The offsite data backup add-on provides additional redundancy by copying data to an offsite Google Cloud Provider (GCP) storage location. This helps to mitigate any potential data loss caused by an outage to AWS.
When the offsite data backup add-on is enabled, data is migrated from Replicated's existing AWS S3 buckets to a dedicated second set of AWS S3 buckets. These buckets are only used for vendors with this add-on enabled, and all vendor data remains logically isolated by vendor Team. After data is migrated from existing S3 buckets to the secondary buckets, all data is deleted from the original S3 buckets.

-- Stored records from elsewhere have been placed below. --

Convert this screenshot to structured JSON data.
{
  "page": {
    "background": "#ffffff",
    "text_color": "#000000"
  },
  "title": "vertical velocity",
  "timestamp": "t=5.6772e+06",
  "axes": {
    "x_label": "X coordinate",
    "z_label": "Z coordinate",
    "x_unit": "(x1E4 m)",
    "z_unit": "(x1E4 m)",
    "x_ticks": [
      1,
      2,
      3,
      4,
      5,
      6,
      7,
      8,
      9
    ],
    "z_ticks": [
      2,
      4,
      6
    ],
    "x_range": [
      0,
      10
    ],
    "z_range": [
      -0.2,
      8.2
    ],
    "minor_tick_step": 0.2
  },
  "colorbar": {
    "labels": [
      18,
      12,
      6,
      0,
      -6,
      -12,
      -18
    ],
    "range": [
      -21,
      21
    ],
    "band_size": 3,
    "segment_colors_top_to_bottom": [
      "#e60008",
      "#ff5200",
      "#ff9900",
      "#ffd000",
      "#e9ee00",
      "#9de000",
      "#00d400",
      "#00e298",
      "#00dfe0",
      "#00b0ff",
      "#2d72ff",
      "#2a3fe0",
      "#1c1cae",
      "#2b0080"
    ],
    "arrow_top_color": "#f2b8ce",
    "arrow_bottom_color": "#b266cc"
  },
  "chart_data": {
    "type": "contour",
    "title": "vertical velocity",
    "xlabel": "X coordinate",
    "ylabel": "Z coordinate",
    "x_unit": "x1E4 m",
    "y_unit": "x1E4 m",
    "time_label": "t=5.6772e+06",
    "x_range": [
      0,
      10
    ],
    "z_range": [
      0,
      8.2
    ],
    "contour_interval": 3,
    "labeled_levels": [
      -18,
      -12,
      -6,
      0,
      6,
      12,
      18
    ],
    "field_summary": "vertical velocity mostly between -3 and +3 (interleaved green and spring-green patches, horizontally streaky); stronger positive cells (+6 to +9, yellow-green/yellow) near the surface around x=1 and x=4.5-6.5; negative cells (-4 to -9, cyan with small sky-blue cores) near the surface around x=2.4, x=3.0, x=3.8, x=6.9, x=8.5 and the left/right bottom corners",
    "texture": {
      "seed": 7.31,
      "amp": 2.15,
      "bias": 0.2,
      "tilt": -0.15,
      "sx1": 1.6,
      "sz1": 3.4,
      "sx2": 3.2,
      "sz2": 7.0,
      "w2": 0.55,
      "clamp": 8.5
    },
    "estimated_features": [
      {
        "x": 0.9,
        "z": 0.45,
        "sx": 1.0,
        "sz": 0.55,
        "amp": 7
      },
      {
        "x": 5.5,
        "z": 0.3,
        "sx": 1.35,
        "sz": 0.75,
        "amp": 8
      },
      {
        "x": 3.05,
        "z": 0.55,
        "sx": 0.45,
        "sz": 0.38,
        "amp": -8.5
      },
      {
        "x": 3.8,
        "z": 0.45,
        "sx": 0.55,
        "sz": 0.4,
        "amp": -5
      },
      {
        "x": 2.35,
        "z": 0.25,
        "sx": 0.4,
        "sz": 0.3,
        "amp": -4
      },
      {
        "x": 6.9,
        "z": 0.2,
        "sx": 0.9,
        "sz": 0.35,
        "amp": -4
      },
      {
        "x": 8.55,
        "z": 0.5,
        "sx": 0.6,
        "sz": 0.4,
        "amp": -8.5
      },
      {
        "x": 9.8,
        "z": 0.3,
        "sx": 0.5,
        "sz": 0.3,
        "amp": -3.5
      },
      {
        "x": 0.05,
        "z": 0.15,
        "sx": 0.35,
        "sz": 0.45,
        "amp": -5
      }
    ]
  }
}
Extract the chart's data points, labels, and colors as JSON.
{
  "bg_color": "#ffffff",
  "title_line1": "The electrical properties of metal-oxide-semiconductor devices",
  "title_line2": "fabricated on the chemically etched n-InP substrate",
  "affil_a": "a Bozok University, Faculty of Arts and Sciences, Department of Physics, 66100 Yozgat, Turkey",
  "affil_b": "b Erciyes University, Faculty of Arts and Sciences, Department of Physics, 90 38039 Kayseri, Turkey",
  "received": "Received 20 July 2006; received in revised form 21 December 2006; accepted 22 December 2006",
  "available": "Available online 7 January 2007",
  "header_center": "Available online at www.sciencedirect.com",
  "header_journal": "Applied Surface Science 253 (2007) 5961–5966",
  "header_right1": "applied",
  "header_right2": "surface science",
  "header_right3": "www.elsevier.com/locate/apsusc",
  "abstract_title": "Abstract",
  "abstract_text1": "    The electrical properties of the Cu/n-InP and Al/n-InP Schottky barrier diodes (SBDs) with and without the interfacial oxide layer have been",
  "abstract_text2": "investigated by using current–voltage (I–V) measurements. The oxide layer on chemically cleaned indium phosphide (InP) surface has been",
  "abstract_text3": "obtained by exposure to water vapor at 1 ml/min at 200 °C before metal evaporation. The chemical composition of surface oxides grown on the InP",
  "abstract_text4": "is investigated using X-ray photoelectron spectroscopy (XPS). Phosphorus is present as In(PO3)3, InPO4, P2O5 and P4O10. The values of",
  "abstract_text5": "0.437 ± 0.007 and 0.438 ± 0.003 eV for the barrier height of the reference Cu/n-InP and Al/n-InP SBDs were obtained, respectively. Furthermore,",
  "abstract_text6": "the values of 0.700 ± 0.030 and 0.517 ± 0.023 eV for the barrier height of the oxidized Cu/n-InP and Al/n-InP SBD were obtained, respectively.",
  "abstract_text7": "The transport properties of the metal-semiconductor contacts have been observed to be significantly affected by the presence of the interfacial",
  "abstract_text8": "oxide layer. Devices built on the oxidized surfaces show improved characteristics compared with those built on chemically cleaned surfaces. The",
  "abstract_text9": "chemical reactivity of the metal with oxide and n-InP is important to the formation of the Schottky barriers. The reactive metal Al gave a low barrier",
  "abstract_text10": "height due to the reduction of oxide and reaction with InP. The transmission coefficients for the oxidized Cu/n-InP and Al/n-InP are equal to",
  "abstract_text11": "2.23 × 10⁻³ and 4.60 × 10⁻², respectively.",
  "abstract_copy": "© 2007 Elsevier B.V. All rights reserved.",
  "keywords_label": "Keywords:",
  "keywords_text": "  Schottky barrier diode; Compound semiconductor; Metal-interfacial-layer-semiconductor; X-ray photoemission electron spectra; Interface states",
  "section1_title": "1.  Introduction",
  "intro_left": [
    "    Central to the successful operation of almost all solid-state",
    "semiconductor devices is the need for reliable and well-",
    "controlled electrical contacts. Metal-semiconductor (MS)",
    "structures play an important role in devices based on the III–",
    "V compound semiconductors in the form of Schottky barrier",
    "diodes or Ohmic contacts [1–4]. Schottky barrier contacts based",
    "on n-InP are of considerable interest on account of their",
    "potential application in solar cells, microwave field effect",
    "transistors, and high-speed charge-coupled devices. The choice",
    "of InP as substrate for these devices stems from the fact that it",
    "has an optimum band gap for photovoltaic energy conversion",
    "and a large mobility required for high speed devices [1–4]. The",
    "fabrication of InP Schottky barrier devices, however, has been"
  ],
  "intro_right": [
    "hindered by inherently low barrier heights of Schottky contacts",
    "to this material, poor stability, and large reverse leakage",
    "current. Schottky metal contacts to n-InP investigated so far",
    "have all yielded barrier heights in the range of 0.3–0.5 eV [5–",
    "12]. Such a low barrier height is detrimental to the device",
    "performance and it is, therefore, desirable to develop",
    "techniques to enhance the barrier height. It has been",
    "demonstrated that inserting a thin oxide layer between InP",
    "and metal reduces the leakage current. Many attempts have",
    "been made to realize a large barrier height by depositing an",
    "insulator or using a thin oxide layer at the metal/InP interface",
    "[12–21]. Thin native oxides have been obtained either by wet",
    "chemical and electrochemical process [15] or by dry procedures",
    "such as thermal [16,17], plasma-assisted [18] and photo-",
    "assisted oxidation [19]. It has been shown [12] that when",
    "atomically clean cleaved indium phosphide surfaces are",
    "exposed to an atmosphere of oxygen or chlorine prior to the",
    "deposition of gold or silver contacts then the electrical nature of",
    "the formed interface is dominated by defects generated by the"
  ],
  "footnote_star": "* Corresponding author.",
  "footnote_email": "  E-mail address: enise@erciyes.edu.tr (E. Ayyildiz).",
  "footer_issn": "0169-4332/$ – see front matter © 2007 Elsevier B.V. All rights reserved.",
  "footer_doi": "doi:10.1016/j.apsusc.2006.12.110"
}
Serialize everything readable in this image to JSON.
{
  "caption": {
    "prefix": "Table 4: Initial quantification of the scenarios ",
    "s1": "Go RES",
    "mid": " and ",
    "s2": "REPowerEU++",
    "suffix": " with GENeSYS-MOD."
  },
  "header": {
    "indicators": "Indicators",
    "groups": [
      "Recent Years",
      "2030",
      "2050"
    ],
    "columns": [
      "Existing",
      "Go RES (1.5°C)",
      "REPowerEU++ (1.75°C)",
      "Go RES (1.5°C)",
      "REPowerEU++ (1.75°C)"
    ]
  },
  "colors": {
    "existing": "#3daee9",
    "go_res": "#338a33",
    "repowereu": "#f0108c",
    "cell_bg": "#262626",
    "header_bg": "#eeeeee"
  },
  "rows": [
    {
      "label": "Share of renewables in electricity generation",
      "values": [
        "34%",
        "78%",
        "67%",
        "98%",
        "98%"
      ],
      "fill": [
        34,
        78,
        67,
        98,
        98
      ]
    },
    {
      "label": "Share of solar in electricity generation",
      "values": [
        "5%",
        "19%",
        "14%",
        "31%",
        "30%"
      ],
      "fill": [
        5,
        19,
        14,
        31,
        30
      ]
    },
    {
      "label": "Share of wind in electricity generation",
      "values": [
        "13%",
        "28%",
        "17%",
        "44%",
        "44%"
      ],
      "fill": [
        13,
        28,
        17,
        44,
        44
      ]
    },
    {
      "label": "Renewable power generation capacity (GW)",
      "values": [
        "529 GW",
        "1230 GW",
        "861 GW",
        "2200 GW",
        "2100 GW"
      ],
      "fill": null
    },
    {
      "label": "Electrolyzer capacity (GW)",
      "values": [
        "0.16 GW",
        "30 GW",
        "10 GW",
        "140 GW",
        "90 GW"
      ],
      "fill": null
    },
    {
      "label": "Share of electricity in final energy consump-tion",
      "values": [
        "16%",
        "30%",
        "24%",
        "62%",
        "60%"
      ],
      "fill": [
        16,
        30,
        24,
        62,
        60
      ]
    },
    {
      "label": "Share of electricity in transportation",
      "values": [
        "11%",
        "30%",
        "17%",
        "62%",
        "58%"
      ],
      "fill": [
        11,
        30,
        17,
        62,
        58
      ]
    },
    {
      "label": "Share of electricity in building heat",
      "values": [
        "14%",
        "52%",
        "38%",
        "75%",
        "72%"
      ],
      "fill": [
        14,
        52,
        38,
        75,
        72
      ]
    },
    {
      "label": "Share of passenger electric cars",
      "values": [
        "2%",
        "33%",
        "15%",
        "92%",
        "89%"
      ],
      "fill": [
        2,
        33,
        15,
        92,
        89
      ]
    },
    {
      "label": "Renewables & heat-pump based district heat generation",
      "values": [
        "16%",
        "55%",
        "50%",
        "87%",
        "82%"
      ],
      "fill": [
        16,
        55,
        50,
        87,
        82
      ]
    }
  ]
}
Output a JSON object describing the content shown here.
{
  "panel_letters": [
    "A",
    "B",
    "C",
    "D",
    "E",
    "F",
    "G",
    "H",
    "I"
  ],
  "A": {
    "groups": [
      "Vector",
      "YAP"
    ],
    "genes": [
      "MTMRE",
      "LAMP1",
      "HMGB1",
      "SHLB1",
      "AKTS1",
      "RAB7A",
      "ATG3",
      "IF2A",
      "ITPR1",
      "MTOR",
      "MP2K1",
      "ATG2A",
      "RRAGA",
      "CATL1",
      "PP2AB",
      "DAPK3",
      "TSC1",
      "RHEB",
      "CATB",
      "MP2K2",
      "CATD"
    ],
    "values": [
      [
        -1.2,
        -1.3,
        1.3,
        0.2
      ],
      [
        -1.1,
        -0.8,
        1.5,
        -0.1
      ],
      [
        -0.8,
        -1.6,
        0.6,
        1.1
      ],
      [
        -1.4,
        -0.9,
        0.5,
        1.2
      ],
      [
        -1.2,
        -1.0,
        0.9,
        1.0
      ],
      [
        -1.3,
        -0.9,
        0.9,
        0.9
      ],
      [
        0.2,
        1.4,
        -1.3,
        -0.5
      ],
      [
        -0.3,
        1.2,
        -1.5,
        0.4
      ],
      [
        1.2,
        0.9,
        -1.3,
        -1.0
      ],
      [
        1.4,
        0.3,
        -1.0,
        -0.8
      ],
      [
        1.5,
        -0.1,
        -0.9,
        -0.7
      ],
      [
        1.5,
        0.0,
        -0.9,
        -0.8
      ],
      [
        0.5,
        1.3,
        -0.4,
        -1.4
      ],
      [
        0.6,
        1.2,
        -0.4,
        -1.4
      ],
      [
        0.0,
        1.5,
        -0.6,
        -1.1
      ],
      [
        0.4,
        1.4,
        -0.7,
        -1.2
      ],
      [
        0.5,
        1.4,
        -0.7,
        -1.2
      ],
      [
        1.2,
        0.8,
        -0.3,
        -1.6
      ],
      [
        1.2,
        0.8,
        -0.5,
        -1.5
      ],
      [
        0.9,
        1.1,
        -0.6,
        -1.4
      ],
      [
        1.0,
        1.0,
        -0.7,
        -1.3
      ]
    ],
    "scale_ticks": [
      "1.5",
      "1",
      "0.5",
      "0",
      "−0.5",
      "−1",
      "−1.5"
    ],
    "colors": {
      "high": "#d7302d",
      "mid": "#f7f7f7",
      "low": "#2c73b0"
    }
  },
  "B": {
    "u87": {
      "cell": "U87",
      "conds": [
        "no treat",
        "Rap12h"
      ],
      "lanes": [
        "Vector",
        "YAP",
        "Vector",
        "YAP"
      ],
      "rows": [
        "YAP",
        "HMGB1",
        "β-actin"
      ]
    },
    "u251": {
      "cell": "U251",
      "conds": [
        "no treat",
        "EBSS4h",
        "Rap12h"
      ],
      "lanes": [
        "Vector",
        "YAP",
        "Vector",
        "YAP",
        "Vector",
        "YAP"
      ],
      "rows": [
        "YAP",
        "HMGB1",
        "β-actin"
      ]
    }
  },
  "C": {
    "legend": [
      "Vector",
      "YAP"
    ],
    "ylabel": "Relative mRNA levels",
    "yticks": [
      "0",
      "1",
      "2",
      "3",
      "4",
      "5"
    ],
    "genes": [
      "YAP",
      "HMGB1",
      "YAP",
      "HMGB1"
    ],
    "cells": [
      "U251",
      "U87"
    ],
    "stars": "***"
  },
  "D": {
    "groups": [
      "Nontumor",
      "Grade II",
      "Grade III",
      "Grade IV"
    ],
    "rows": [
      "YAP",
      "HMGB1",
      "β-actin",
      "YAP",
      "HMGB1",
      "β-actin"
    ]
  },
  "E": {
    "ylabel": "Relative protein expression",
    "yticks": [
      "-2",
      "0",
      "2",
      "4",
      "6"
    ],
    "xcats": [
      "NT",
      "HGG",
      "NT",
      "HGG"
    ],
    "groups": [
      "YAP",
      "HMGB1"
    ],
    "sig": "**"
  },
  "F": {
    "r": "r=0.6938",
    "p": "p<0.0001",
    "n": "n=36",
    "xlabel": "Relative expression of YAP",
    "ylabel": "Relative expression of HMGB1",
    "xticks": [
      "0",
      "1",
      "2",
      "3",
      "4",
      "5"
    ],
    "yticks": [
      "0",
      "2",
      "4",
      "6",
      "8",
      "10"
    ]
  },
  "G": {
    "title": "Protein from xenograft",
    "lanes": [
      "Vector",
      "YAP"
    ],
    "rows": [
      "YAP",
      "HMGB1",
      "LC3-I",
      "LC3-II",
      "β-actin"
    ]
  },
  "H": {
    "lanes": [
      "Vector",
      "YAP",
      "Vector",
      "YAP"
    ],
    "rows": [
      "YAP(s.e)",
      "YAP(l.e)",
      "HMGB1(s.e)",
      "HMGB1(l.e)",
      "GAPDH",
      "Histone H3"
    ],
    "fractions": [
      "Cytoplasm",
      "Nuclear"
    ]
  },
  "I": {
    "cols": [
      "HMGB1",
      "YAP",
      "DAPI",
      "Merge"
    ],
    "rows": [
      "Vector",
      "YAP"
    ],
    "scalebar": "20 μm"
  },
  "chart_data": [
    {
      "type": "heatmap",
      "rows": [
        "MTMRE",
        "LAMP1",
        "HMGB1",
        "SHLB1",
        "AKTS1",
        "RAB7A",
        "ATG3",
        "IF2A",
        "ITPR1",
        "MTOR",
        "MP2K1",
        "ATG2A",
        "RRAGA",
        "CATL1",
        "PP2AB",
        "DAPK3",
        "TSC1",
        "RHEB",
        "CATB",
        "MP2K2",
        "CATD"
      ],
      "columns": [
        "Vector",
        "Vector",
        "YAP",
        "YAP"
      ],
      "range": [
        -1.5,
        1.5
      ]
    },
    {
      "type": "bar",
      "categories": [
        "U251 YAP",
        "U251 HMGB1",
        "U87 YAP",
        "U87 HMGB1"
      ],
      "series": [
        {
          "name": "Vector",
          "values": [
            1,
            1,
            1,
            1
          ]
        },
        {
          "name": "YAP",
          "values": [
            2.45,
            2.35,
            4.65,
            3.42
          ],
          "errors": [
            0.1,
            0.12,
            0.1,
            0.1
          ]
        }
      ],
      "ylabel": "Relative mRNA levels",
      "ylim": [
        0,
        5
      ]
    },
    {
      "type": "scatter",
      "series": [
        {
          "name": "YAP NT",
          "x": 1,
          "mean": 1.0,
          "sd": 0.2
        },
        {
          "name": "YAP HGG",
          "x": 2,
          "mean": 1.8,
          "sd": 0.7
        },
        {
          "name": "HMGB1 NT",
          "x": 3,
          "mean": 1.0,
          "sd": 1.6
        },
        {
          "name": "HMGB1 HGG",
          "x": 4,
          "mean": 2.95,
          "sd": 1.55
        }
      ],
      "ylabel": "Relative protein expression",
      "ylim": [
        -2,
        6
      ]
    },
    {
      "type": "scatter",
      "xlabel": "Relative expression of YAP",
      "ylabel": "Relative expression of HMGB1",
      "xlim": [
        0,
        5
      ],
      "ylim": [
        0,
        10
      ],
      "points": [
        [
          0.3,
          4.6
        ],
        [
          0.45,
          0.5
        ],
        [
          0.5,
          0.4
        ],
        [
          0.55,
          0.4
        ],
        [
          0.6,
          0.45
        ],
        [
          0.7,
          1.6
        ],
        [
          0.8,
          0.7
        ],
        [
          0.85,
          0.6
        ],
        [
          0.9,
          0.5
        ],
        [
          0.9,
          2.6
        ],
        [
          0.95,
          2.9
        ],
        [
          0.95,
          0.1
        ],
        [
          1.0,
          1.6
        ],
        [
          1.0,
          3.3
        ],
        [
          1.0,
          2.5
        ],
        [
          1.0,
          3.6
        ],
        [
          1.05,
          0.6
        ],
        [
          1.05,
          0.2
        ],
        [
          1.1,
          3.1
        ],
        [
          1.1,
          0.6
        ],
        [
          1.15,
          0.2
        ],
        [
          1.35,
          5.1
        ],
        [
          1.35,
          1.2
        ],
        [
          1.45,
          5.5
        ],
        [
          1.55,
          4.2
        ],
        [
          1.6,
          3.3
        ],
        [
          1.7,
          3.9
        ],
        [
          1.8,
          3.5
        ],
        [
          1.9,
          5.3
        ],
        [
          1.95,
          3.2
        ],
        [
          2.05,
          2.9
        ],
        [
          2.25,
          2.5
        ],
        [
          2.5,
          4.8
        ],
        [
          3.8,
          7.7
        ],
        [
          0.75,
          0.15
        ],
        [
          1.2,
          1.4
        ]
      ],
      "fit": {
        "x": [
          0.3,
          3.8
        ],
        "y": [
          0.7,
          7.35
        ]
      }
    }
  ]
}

To ensure customer data in the offsite GCP storage remains up-to-date, the GCP account uses the Google Storage Transfer service to synchronize at least daily with the secondary dedicated S3 buckets.
The offsite GCP data backup functions only as secondary data storage and does not serve customer data. Customer data continues to be served from the AWS S3 buckets. In the case of an AWS outage, Replicated can use a manual process to restore customer data from the GCP backups into a production-grade database.
For more information, see Architecture below.
The following diagram shows the flow of air gap build data and registry image data when the offsite data backup add-on is enabled. The flow of data that is backed up offsite in GCP is depicted with green arrows.
As shown in the diagram above, when the offsite data backup add-on is enabled, registry and air gap data are stored in dedicated S3 buckets. Both of these dedicated S3 buckets back up data to offsite storage in GCP.
The diagram also shows how customer installations continue to pull data from the vendor registry and the customer portal when offsite data backup is enabled.